How to create pointless error reports (and how not to)
Linux's little love notes about software RAID consistency errors makes a perfect example of something that system administrators run into all the time: pointless error reports.
It's worth noting that a pointless error report is something different from a useless error report. A useless error report tells you that something has gone wrong but doesn't identify what it is, what exactly has gone wrong, and so on; you have to hunt that down on your own. A pointless error report shouldn't even have been generated in the first place, at least not in the form that you get it in. Noise from monitoring systems is one form of pointless error reports.
So what makes a pointless error report? The aforementioned software RAID errors have at least three things wrong with them, namely that the error happens all the time, that the 'error' is actually (in theory) something that happens routinely, and that there's nothing you can do about the error in practice. Complaining about non-errors that happen all the time that you can't do anything about anyways is pretty much the jackpot in terms of pointless error reports.

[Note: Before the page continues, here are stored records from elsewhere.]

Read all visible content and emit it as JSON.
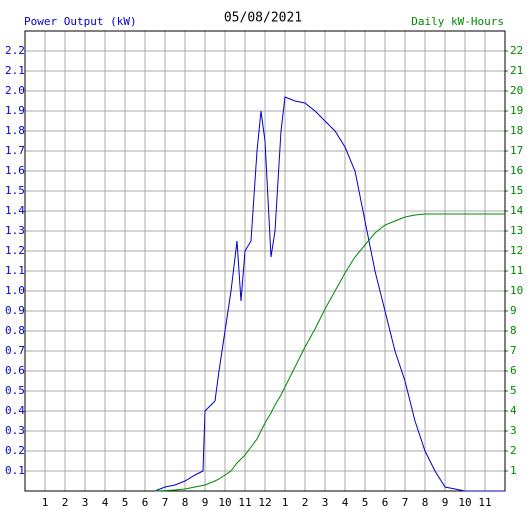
{
  "chart_data": {
    "type": "line",
    "title": "05/08/2021",
    "y_label": "Power Output (kW)",
    "y2_label": "Daily kW-Hours",
    "x": [
      6.5,
      7,
      7.5,
      8,
      8.5,
      8.9,
      9,
      9.5,
      9.7,
      10,
      10.3,
      10.6,
      10.8,
      11,
      11.3,
      11.6,
      11.8,
      12,
      12.3,
      12.5,
      12.8,
      13,
      13.5,
      14,
      14.5,
      15,
      15.5,
      16,
      16.5,
      17,
      17.5,
      18,
      18.5,
      19,
      19.5,
      20,
      20.5,
      21,
      21.5,
      22,
      24
    ],
    "series": [
      {
        "name": "Power Output (kW)",
        "color": "#0000cc",
        "values": [
          0,
          0.02,
          0.03,
          0.05,
          0.08,
          0.1,
          0.4,
          0.45,
          0.6,
          0.8,
          1.0,
          1.25,
          0.95,
          1.2,
          1.25,
          1.7,
          1.9,
          1.75,
          1.17,
          1.3,
          1.8,
          1.97,
          1.95,
          1.94,
          1.9,
          1.85,
          1.8,
          1.72,
          1.6,
          1.35,
          1.1,
          0.9,
          0.7,
          0.55,
          0.35,
          0.2,
          0.1,
          0.02,
          0.01,
          0,
          0
        ]
      },
      {
        "name": "Daily kW-Hours",
        "color": "#008800",
        "axis": "y2",
        "values": [
          0,
          0.02,
          0.05,
          0.1,
          0.2,
          0.28,
          0.3,
          0.5,
          0.6,
          0.8,
          1.0,
          1.4,
          1.6,
          1.8,
          2.2,
          2.6,
          3.0,
          3.4,
          3.9,
          4.3,
          4.8,
          5.2,
          6.2,
          7.2,
          8.1,
          9.1,
          10.0,
          10.9,
          11.7,
          12.3,
          12.9,
          13.3,
          13.5,
          13.7,
          13.8,
          13.85,
          13.85,
          13.85,
          13.85,
          13.85,
          13.85
        ]
      }
    ],
    "xlim": [
      0,
      24
    ],
    "xticks": [
      1,
      2,
      3,
      4,
      5,
      6,
      7,
      8,
      9,
      10,
      11,
      12,
      {
        "value": 13,
        "label": "1"
      },
      {
        "value": 14,
        "label": "2"
      },
      {
        "value": 15,
        "label": "3"
      },
      {
        "value": 16,
        "label": "4"
      },
      {
        "value": 17,
        "label": "5"
      },
      {
        "value": 18,
        "label": "6"
      },
      {
        "value": 19,
        "label": "7"
      },
      {
        "value": 20,
        "label": "8"
      },
      {
        "value": 21,
        "label": "9"
      },
      {
        "value": 22,
        "label": "10"
      },
      {
        "value": 23,
        "label": "11"
      }
    ],
    "ylim": [
      0,
      2.3
    ],
    "yticks": [
      0.1,
      0.2,
      0.3,
      0.4,
      0.5,
      0.6,
      0.7,
      0.8,
      0.9,
      {
        "value": 1,
        "label": "1.0"
      },
      1.1,
      1.2,
      1.3,
      1.4,
      1.5,
      1.6,
      1.7,
      1.8,
      1.9,
      {
        "value": 2,
        "label": "2.0"
      },
      2.1,
      2.2
    ],
    "y2lim": [
      0,
      23
    ],
    "y2ticks": [
      1,
      2,
      3,
      4,
      5,
      6,
      7,
      8,
      9,
      10,
      11,
      12,
      13,
      14,
      15,
      16,
      17,
      18,
      19,
      20,
      21,
      22
    ],
    "grid": true
  }
}
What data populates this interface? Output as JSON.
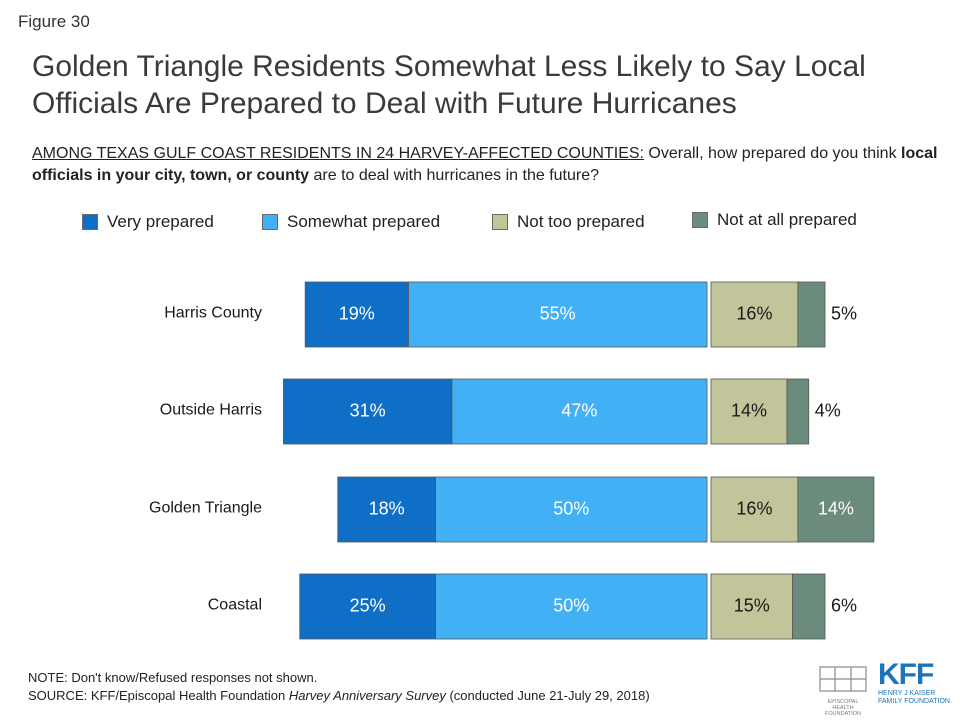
{
  "figure_label": "Figure 30",
  "title": "Golden Triangle Residents Somewhat Less Likely to Say Local Officials Are Prepared to Deal with Future Hurricanes",
  "subtitle": {
    "prefix": "AMONG TEXAS GULF COAST RESIDENTS IN 24 HARVEY-AFFECTED COUNTIES:",
    "part1": " Overall, how prepared do you think ",
    "bold": "local officials in your city, town, or county",
    "part2": " are to deal with hurricanes in the future?"
  },
  "legend": [
    {
      "label": "Very prepared",
      "color": "#0f6fc6"
    },
    {
      "label": "Somewhat prepared",
      "color": "#41b0f5"
    },
    {
      "label": "Not too prepared",
      "color": "#c2c49a"
    },
    {
      "label": "Not at all prepared",
      "color": "#6b8c7d"
    }
  ],
  "chart_data": {
    "type": "bar",
    "orientation": "horizontal",
    "stacking": "diverging",
    "categories": [
      "Harris County",
      "Outside Harris",
      "Golden Triangle",
      "Coastal"
    ],
    "series": [
      {
        "name": "Very prepared",
        "side": "left",
        "values": [
          19,
          31,
          18,
          25
        ],
        "labels": [
          "19%",
          "31%",
          "18%",
          "25%"
        ],
        "color": "#0f6fc6"
      },
      {
        "name": "Somewhat prepared",
        "side": "left",
        "values": [
          55,
          47,
          50,
          50
        ],
        "labels": [
          "55%",
          "47%",
          "50%",
          "50%"
        ],
        "color": "#41b0f5"
      },
      {
        "name": "Not too prepared",
        "side": "right",
        "values": [
          16,
          14,
          16,
          15
        ],
        "labels": [
          "16%",
          "14%",
          "16%",
          "15%"
        ],
        "color": "#c2c49a"
      },
      {
        "name": "Not at all prepared",
        "side": "right",
        "values": [
          5,
          4,
          14,
          6
        ],
        "labels": [
          "5%",
          "4%",
          "14%",
          "6%"
        ],
        "color": "#6b8c7d"
      }
    ]
  },
  "footer": {
    "note": "NOTE: Don't know/Refused responses not shown.",
    "source_prefix": "SOURCE: KFF/Episcopal Health Foundation ",
    "source_italic": "Harvey Anniversary Survey",
    "source_suffix": " (conducted June 21-July 29, 2018)"
  },
  "logos": {
    "ehf_text": "EPISCOPAL HEALTH FOUNDATION",
    "kff_mark": "KFF",
    "kff_text": "HENRY J KAISER FAMILY FOUNDATION"
  }
}
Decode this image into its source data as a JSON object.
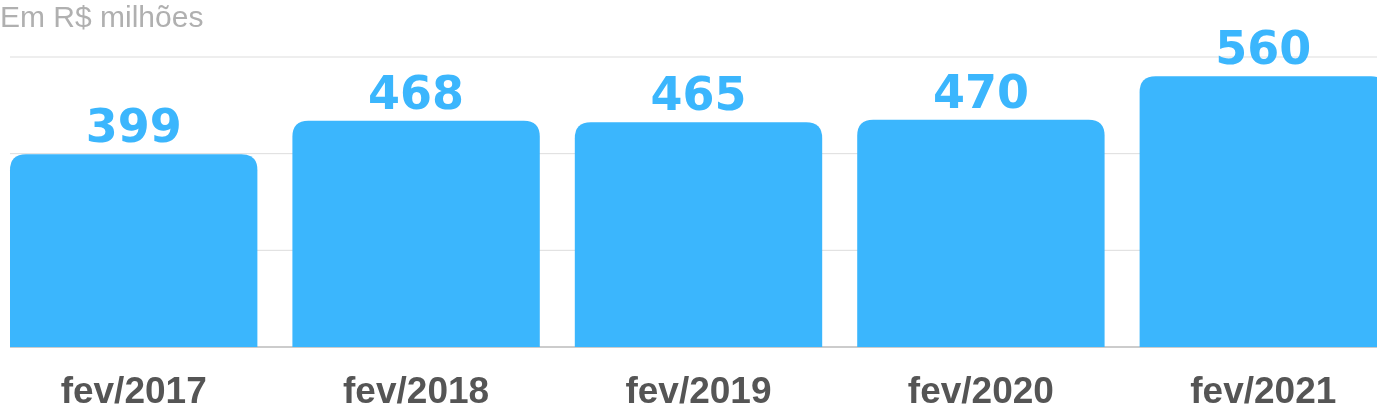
{
  "chart_data": {
    "type": "bar",
    "title": "Em R$ milhões",
    "categories": [
      "fev/2017",
      "fev/2018",
      "fev/2019",
      "fev/2020",
      "fev/2021"
    ],
    "values": [
      399,
      468,
      465,
      470,
      560
    ],
    "color": "#3bb6fd",
    "ylim": [
      0,
      600
    ],
    "yticks": [
      {
        "value": 0,
        "label": null
      },
      {
        "value": 200,
        "label": null
      },
      {
        "value": 400,
        "label": null
      },
      {
        "value": 600,
        "label": null
      }
    ],
    "grid": "y",
    "data_labels": true,
    "tick_labels": "x"
  }
}
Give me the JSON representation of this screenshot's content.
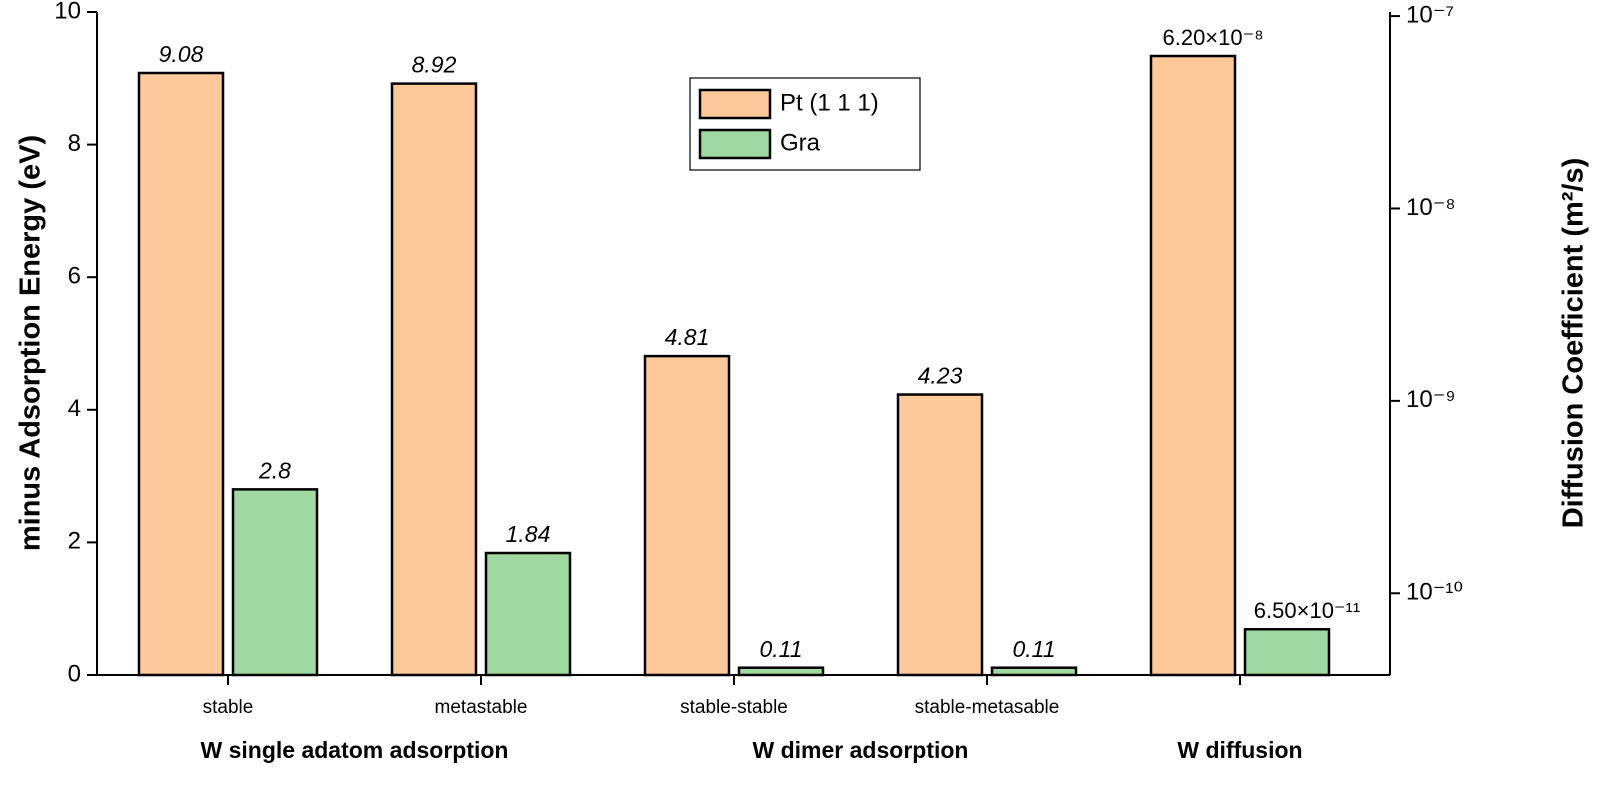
{
  "chart_data": {
    "type": "bar",
    "ylabel": "minus Adsorption Energy (eV)",
    "y2label": "Diffusion Coefficient (m²/s)",
    "categories": [
      "stable",
      "metastable",
      "stable-stable",
      "stable-metasable",
      null
    ],
    "groups": [
      {
        "label": "W single adatom adsorption",
        "span": [
          0,
          1
        ]
      },
      {
        "label": "W dimer adsorption",
        "span": [
          2,
          3
        ]
      },
      {
        "label": "W diffusion",
        "span": [
          4,
          4
        ]
      }
    ],
    "series": [
      {
        "name": "Pt (1 1 1)",
        "color": "#fdc89a",
        "values": [
          9.08,
          8.92,
          4.81,
          4.23,
          null
        ],
        "y2_values": [
          null,
          null,
          null,
          null,
          6.2e-08
        ],
        "y2_value_labels": [
          null,
          null,
          null,
          null,
          "6.20×10⁻⁸"
        ]
      },
      {
        "name": "Gra",
        "color": "#9fd8a0",
        "values": [
          2.8,
          1.84,
          0.11,
          0.11,
          null
        ],
        "y2_values": [
          null,
          null,
          null,
          null,
          6.5e-11
        ],
        "y2_value_labels": [
          null,
          null,
          null,
          null,
          "6.50×10⁻¹¹"
        ]
      }
    ],
    "ylim": [
      0,
      10
    ],
    "yticks": [
      0,
      2,
      4,
      6,
      8,
      10
    ],
    "y2lim": [
      3.76e-11,
      1.05e-07
    ],
    "y2log": true,
    "y2ticks": [
      {
        "value": 1e-10,
        "label": "10⁻¹⁰"
      },
      {
        "value": 1e-09,
        "label": "10⁻⁹"
      },
      {
        "value": 1e-08,
        "label": "10⁻⁸"
      },
      {
        "value": 1e-07,
        "label": "10⁻⁷"
      }
    ],
    "legend": "top-center"
  }
}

We can turn this around to create a list of what makes a good error report for sysadmins:
- it is complaining about a real error (not a routine and theoretically harmless event)
- ... that does not happen all the time
- ... that is actively dangerous
- ... that you can (and should) do something about
- it contains a clear description of what is wrong
- it contains all of the details about the situation that are known, provided that those details are useful for resolving the problem (and not merely useful for debugging the code)
Things that fail some of these criteria may be useful to log and capture for historical purposes, but they do not rise to the level of useful error reports. Failing any of the first four points makes an error report pointless; failing the last two makes it more or less useless.
I include 'is actively dangerous' on the list of important points
because there are always things happening on any system that might be
worthy of note, for example people trying brute force attacks on your
ssh port. What should create error reports is not merely something
wrong, but something that is bad enought that it needs to be dealt with.
Someone failing to get in to your system with ssh is not worthy of a
report; someone ssh'ing in to root and getting the password right but
being refused access because you have
PermitRootLogin set to
the sshd configuration, now that is worthy of an error report.